Please note: this is only a summary of the project. More detailed information and visuals are left out due to copyright restrictions. Feel free to reach out if you wanna know more!

At Viking, for a long time, addresses entered by customers were not validated by the front-end, resulting in many mistakes and staggering expenses from returns because of faulty deliveries. Also, because of this, the database was cluttered with faulty addresses. The plan was to start validating all addresses, like many competitors were already doing, so that these errors and extra costs could be avoided. For this, Experian, an API with an address database of almost every country, was chosen. A year before me, another designer already put some work into this. I was able to pick it up and finish the Address Validation pattern.

I first put some extensive research into understanding address structures of different countries. Viking is operating in 8 countries and each country uses a different address structure, like a different postal code, the order of facets (first house number, then street name, or vice versa), but also what people are culturally accustomed to.
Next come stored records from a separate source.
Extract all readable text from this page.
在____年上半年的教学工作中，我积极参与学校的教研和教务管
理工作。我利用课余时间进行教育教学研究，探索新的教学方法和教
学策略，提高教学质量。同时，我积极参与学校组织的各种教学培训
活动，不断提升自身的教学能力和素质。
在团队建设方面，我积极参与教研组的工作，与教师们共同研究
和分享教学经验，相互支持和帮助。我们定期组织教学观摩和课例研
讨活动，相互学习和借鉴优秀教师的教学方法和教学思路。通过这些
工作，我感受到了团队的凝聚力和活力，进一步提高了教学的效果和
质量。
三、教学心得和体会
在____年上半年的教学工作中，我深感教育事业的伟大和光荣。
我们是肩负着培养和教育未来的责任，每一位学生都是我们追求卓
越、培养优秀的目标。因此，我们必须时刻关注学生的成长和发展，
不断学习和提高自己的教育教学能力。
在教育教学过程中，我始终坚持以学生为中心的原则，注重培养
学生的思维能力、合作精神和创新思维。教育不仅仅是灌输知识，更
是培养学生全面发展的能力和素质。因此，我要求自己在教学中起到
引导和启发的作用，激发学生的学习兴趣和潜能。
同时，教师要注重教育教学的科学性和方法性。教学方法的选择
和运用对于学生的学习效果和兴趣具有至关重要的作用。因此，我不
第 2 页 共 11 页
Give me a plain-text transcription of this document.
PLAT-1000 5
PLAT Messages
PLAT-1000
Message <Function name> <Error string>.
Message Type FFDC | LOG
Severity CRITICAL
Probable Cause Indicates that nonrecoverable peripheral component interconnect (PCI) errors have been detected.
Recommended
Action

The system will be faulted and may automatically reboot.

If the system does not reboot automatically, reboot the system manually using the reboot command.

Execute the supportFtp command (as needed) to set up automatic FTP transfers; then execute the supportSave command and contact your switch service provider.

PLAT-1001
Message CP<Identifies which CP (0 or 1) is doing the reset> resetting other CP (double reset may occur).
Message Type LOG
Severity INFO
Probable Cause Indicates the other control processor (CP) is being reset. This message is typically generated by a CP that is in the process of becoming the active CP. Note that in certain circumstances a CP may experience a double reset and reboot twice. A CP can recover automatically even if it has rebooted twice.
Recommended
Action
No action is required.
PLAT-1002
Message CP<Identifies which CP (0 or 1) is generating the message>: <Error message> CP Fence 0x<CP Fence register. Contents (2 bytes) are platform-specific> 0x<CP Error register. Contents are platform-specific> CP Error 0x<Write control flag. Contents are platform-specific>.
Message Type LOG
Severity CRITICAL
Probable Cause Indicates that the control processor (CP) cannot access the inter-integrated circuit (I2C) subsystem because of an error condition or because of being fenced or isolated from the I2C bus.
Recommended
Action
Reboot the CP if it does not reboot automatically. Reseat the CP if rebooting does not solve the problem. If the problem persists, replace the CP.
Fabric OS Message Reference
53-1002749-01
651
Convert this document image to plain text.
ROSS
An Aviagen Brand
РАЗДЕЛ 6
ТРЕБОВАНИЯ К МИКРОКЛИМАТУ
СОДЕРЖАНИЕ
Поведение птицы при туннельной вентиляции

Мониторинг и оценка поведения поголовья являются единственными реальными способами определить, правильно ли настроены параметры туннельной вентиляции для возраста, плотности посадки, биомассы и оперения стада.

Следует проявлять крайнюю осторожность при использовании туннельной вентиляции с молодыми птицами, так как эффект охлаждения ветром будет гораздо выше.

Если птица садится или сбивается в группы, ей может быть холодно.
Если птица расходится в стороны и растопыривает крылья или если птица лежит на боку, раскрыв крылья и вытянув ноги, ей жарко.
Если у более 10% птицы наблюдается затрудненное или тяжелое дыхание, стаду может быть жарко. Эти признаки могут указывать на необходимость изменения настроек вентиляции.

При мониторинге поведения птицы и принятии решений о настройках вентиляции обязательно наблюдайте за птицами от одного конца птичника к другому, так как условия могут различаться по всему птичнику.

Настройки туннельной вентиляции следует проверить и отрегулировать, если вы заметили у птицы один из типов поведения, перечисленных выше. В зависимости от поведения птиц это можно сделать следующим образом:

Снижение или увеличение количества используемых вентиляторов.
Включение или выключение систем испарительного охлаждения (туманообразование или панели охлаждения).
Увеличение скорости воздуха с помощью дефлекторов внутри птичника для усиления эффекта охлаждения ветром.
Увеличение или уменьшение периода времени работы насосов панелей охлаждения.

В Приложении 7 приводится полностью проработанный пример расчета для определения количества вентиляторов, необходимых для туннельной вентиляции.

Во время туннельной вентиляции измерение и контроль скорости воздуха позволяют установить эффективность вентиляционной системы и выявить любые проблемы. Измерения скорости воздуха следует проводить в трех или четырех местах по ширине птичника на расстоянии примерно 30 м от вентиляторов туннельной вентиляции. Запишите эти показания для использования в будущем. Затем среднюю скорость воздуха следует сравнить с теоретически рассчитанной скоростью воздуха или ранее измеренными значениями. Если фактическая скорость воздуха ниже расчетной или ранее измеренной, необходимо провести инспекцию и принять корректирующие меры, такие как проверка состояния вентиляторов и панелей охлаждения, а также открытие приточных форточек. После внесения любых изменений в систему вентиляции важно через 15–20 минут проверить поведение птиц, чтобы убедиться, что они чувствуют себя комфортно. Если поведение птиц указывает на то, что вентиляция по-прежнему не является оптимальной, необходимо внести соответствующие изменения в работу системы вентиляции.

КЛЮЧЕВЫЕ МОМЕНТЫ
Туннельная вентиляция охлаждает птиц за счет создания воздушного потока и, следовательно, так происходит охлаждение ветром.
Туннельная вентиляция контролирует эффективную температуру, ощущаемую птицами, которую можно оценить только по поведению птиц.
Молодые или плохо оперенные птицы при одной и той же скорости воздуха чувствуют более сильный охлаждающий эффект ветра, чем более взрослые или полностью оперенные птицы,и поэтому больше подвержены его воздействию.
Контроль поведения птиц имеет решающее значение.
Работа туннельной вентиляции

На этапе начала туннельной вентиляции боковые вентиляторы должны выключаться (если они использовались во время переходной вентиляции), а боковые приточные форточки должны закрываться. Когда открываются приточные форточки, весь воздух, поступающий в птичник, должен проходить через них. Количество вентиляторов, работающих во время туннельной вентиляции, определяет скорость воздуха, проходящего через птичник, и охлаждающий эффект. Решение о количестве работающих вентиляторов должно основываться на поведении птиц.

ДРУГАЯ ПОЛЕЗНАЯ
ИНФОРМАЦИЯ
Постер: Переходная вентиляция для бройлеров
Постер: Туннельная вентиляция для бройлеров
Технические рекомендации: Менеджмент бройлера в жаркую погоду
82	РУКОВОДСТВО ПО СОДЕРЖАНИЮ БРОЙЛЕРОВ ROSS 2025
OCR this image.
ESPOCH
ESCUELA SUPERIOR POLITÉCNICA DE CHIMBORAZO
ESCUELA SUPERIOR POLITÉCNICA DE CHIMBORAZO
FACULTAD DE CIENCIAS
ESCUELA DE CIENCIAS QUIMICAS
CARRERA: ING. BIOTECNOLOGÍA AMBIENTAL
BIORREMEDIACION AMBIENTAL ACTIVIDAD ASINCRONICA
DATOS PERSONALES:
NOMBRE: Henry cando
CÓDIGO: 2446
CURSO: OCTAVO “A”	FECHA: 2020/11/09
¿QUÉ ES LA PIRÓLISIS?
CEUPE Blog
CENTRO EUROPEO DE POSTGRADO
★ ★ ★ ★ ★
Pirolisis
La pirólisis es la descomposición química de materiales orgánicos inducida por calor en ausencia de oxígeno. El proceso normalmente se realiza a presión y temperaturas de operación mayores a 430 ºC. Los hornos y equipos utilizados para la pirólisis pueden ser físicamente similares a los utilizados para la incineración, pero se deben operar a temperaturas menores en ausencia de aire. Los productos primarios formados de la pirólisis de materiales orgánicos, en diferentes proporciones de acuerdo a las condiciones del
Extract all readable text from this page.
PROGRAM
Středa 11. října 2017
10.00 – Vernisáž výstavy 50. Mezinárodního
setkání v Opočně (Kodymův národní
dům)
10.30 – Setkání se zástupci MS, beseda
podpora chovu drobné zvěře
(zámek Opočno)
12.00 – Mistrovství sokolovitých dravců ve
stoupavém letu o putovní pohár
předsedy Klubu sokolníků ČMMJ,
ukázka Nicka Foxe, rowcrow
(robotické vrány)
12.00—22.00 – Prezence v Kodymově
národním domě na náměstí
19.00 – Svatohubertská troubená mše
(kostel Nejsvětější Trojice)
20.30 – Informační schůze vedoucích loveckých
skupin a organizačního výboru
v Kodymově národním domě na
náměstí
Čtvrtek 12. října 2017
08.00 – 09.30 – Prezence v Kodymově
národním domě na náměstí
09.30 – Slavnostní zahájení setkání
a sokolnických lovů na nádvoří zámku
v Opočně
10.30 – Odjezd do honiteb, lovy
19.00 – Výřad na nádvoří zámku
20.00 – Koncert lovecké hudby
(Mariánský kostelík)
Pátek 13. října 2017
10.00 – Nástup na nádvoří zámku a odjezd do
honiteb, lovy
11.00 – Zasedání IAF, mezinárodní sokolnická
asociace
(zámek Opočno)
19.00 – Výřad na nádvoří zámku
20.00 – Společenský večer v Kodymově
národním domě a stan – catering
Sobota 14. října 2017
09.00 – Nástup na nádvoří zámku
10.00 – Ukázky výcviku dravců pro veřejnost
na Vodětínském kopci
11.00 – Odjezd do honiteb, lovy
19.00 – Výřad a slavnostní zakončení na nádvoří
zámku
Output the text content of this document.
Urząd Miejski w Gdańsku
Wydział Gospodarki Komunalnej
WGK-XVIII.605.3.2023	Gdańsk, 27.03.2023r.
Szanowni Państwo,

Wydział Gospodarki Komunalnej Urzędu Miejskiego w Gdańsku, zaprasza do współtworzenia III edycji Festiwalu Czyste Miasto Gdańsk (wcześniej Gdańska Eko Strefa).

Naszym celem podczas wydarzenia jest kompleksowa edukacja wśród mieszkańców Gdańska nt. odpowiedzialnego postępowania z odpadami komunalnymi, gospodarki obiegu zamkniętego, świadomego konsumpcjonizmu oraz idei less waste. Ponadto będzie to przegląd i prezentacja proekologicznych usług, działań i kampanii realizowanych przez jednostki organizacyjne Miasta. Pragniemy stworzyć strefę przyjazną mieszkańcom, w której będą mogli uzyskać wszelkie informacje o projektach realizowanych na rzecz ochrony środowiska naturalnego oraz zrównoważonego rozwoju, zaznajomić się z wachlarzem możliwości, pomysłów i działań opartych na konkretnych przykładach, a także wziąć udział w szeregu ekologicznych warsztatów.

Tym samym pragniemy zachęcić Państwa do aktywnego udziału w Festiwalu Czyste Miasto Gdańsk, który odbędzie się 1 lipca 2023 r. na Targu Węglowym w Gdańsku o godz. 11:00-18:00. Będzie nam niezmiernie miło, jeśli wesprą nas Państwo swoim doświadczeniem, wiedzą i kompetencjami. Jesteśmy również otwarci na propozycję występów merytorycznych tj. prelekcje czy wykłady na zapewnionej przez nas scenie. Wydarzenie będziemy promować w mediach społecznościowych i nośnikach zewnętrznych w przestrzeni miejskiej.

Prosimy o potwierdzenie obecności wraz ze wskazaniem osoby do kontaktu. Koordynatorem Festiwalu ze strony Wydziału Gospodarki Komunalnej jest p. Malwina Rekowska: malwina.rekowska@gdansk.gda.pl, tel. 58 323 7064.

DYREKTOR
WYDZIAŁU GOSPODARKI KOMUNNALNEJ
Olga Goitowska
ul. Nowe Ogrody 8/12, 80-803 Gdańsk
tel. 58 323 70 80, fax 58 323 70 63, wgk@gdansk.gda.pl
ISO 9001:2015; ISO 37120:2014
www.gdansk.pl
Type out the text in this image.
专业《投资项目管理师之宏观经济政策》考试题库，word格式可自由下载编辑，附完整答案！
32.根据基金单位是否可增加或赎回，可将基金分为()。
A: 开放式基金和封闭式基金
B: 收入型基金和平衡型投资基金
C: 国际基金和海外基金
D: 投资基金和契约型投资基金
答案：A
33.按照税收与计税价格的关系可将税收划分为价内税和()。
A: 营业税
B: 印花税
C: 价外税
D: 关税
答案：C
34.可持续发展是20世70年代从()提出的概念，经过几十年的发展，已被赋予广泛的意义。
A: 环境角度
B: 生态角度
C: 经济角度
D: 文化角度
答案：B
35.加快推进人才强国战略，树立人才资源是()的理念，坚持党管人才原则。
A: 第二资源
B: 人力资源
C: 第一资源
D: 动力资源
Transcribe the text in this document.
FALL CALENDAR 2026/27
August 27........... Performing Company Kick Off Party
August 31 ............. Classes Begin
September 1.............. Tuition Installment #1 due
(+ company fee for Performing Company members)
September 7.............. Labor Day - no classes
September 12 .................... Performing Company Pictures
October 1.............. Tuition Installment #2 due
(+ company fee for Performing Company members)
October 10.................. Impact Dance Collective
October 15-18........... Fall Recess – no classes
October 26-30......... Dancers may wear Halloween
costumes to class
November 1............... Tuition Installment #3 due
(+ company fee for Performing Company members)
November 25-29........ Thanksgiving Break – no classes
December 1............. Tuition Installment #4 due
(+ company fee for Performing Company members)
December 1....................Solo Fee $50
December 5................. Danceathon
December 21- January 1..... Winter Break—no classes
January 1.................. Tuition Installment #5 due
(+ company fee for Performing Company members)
I also did some extensive testing with Experian’s API to better understand how it validates addresses.

Based on this research, I was able to design a pattern that accommodates the address structure of each country and enables users to find their address as quickly as possible. A “one size fits all” solution was not possible due to the differences in address structures and the way Experian handles validation per country. I defined 4 form layout variants with which every country could be covered. Because of this modular setup, the overall pattern behavior could stay the same.

After finishing the pattern design, I started adding documentation of the pattern to zeroheight as part of our design system. The documentation includes detailed information about the usage of the pattern and an overview of the different variants per country. It also includes related sources and a research section to explain why certain choices have been made. My pattern designs and documentation were handed over to the developers for implementation in our shop. I worked together in close collaboration in a multidisciplinary scrum team for support of the implementation.

The assignment formulated:

"Design an address validation pattern that accommodates for the address structure of each country so that our customers can enter a valid address and faulty deliveries and extra expenses can be avoided."

Working with the scrum team presented quite a few challenges. The team leadership decided to divide the pattern implementation into several iterations, which resulted in a half-finished pattern being put live each time. This resulted in negative feedback from clients and colleagues and also towards us as a UX team. Eventually, with many iterations, we managed to complete the definitive version. Although supporting the development of my pattern was quite the challenge, I’m still very proud of the result. The pattern has a positive impact on stored addresses on the database, the amount of faulty deliveries and most importantly, the user experience.